Venue: Old Fitzroy Theatre (Woolloomooloo NSW), Jul 12 – Aug 12, 2016
Playwright: Clare McIntyre
Director: Justin Martin
Cast: Geraldine Hakewill, Amy Ingram, Kate Skinner
Image by Julia Robertson
Three young women share a home, and in their interactions within the intimate setting of a shared bathroom, we come to understand their desires and insecurities, along with the obstacles they encounter in daily life that shape their respective sense of self. Jo, Mary and Celia are different in many ways, but they are all subject to the male gaze. Their heterosexuality locks them further into complicated entanglements with the opposite sex, and allows Claire McIntyre’s Low Level Panic to unpack issues of politics and misogyny for a look into the modern woman’s relationship with the world, and more particularly, with sex, and with her own body. The statements made in the play are nothing new; it is after all, close to three decades old, having first appeared in the late 80’s, but the experiences it portrays still feel accurate and its revelations remain raw.
Director Justin Martin’s production is innovative and exuberant, with bold staging devices that assist in making the play’s concepts more lucid and powerful. The introduction of social media as an instrument of oppression brings the story up to date, offering a frame of reference that we relate to readily. A team of seven men are positioned around the stage dressed like stagehands, but are in fact part of the show, always watching, and always insisting that their masculine presence not be dismissed. They purport to be invisible but are actually a menacing force that fuels the subtext of the women’s conversations. Martin’s theatrical embellishments are a pleasure; sensitive, intelligent and often witty, but being much more pronounced in the first half, later sequences feel suddenly stark, almost too plain to meet our heightened expectations.
Performances are passionately vivid. The marvellous Amy Ingram leaves a remarkable impression with her impeccable timing and disarming authenticity as Jo, a character with endearing vivacity who nonetheless suffers from the unfortunate, but all too common, obsession with her self-determined physical inadequacies. The actor brings a valuable dignity to a discussion that tends to present her role as a victim of circumstance, and her brilliant sense of humour is the spoonful of sugar that makes the caustic medicine go down. Geraldine Hakewill and Kate Skinner provide excellent support with contrasting portrayals of femininity that gives the text’s argument a complexity, by challenging our preconceptions of gender representation.
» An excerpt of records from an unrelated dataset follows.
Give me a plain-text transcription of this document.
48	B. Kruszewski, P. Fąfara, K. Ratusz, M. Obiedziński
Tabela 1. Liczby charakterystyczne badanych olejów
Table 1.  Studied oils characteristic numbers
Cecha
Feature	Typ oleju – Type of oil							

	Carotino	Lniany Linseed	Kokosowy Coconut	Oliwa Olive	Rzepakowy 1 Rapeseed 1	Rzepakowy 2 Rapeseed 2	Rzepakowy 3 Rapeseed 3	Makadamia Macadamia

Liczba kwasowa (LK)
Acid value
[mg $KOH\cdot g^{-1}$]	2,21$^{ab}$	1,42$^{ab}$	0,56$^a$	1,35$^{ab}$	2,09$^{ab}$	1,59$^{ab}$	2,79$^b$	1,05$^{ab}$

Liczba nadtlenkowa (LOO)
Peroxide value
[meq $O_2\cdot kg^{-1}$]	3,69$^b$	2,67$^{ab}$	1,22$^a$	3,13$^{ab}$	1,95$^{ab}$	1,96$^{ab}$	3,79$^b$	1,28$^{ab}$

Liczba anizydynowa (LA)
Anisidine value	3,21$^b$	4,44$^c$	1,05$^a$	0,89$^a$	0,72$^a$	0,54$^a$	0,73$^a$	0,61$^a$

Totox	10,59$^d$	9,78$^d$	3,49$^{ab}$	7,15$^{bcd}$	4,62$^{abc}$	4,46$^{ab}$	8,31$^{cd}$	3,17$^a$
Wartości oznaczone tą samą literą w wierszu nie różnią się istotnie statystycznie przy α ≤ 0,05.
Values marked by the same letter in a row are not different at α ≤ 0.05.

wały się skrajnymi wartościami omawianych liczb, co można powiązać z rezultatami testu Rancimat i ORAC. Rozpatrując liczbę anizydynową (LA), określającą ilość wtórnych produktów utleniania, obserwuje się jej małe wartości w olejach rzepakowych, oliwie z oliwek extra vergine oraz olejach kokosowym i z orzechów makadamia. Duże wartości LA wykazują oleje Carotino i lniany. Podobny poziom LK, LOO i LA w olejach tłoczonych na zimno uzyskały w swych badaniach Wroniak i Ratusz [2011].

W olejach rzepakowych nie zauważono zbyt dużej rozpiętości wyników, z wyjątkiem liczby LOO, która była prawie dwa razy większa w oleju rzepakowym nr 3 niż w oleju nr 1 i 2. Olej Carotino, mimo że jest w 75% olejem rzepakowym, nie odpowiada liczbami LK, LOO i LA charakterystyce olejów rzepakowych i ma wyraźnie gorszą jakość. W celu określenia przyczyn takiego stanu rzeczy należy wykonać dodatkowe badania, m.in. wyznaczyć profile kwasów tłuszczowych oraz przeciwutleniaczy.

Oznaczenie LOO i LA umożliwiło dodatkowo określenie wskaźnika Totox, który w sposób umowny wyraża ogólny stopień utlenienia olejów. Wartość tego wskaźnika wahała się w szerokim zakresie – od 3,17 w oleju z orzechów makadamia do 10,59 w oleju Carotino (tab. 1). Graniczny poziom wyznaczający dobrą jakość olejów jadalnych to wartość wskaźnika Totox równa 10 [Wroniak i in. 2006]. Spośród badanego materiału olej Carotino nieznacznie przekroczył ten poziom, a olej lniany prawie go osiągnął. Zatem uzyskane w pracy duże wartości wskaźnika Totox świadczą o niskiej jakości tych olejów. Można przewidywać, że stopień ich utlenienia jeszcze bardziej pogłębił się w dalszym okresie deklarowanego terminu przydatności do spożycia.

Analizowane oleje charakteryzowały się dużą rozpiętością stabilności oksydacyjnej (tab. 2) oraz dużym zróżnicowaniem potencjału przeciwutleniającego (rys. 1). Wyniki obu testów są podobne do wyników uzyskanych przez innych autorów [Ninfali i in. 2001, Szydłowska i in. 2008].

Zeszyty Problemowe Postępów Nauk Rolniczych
In Low Level Panic, we are witness not only to the fact of sexual objectification, but also the reinforcement of that prejudice against women, by the three housemates onto themselves. The Stockholm syndrome as applied to the reprehensible male gaze is a truth rarely spoken. Segregation and subjugation based on gender is one of the most entrenched foundations of patriarchy, even the enslaved is unable to recognise her own debasement. Bringing us to this realisation is where the play becomes radical, but how it leaves off is of great importance. In our individual and collective feminisms, the problem of the male gaze is addressed in divergent ways. None reigns supreme, but it is our very action of living feminist lives that is meaningful.